Defensively, Hakstol switched Shayne Gostisbehere with Andrew MacDonald, moving "Ghost” to the first unit paired with Ivan Provorov, and teaming MacDonald with Robert Hagg. 

The results didn’t bring a victory, but they did bring productivity. 

The Flyers looked drastically better against the Blue Jackets than they did against Buffalo. That may have had something to do with the Flyers getting up emotionally for a better a team. Who knows? Though they dropped a 2-1 decision in a shootout to former Flyer goalie Sergei Bobrovsky, who still takes great delight in beating the team that traded him, the Flyers moved the puck well and looked like a better team that they did against Buffalo. 

Columbus was a nice test – the Blue Jackets are third in the Metropolitan Division and one of the better teams in the Eastern Conference. The Flyers actually needed a boost, considering the lethargic game they had against the Sabres. 

“It was a hard-working game for us, we competed for 65 minutes, and we had scoring chances, we just couldn’t put the puck in the net in the third,” said Provorov, whose second-period goal tied the game at 1-1. “I feel good about our team. We’re playing hard and getting better. That 10-game losing streak set us back a little bit, but we stuck with it and kept battling.”   

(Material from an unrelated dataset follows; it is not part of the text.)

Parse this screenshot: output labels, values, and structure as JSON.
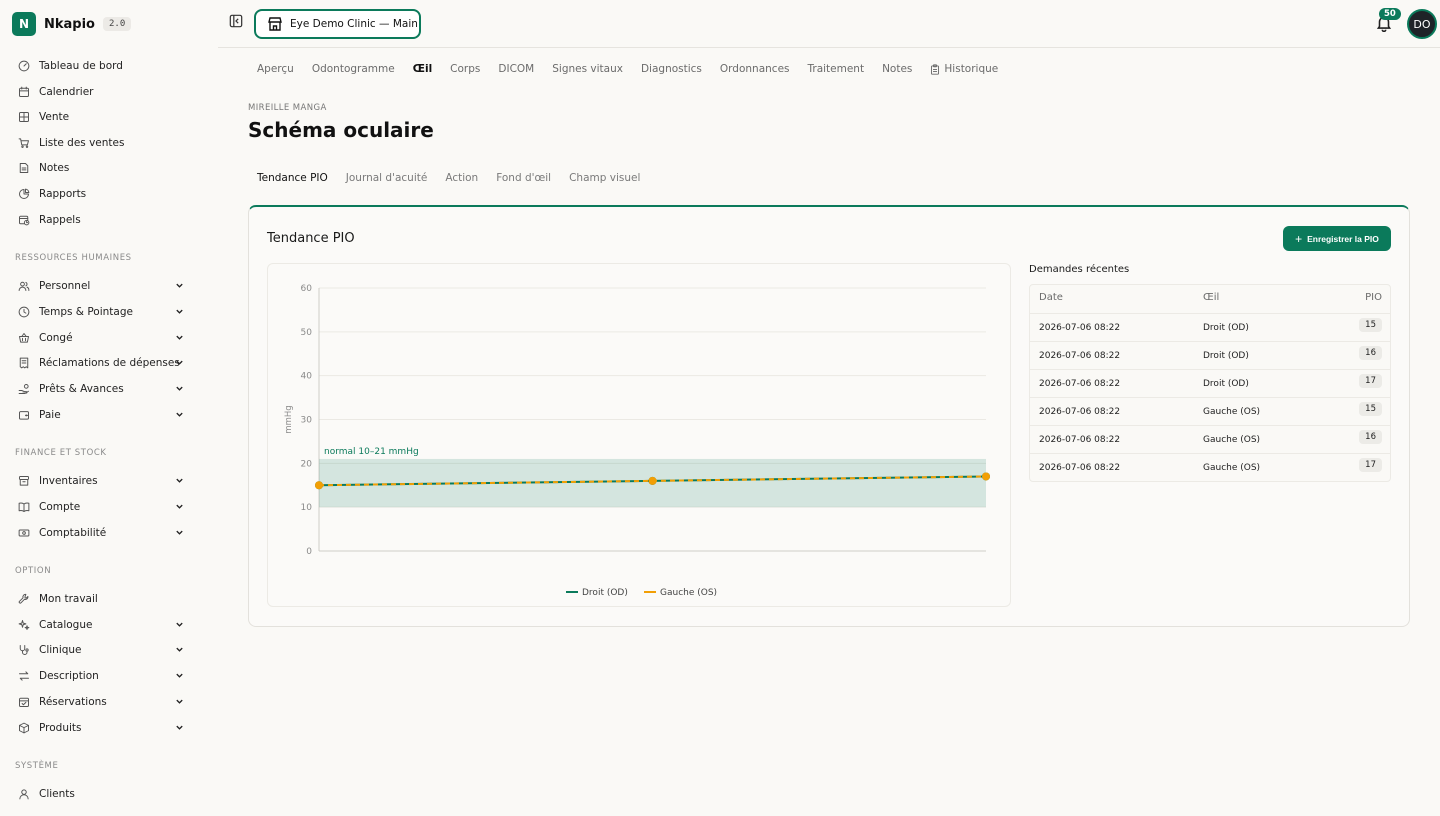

They came within inches of winning, when Couturier’s shot chinked off the inside of the post with 17 seconds left in regulation. 

Losers of three of their last four, the Flyers are now 15-13-8 (38 points), which leaves still them sitting in last place in the Metropolitan Division, four points behind the New York Rangers and New York Islanders for the last playoff berth in the Eastern Conference. 

The Giroux-Couturier-Konecny line had instant chemistry. The trio was on the ice when the Flyers scored their only goal against Columbus, Provorov’s fifth, from Giroux and Couturier. 

“I felt good,” Konecny said. “I was moving my feet and honestly trying to play the exact same game I’ve been playing the past 10 games, just getting pucks in, using my speed my speed to get them the puck back. ‘G’ [Giroux] and ‘Coots’ [Couturier] make a lot of nice plays that I don’t even see happening and I just have to go to the net. 

“We pushed a lot harder tonight. We wanted to show [the Buffalo] game wasn’t our best effort. We gave a really good effort after a back-to-back [games]. A couple of bounces go our way and Cootsy’s chance there at the end goes off the inside post, so I think was a good effort.”

Hakstol was, well, Hakstol afterwards. 

“I thought we got a real good effort from our lineup,” he said. “Obviously, we weren’t happy with the result. But overall, how things went for us [against Buffalo], tonight you saw that flip that around the exact opposite. We got real good efforts from everyone in the lineup. We’ve battled our way into [the playoff picture]. 

“It’s been a good stretch for our team. We wanted a little better results in a short, two-game road trip, but that being said, we kind of put the ball in our court. There’s a lot of work to do coming back after Christmas. But I think we all feel like we have the ability to control our own destiny.”

This team still has issues, however. 

They are 1-for-8 over their last two games in the powerplay. They are 0-3 in shootouts. They are tied with the Anaheim Ducks and Ottawa Senators with the highest number of overtime losses in the NHL with eight.

And they have half of their remaining schedule against their own division, where they are 1-0-4 this season. They are 2-8 after regulation.

“It’s been a tough stretch, we have to get some rest,” Voracek said. “We’ve been pretty solid over the last 10 games [7-2-1]. That’s pretty good. We can build on that.”

Maybe Hakstol's most recent line changes are a start.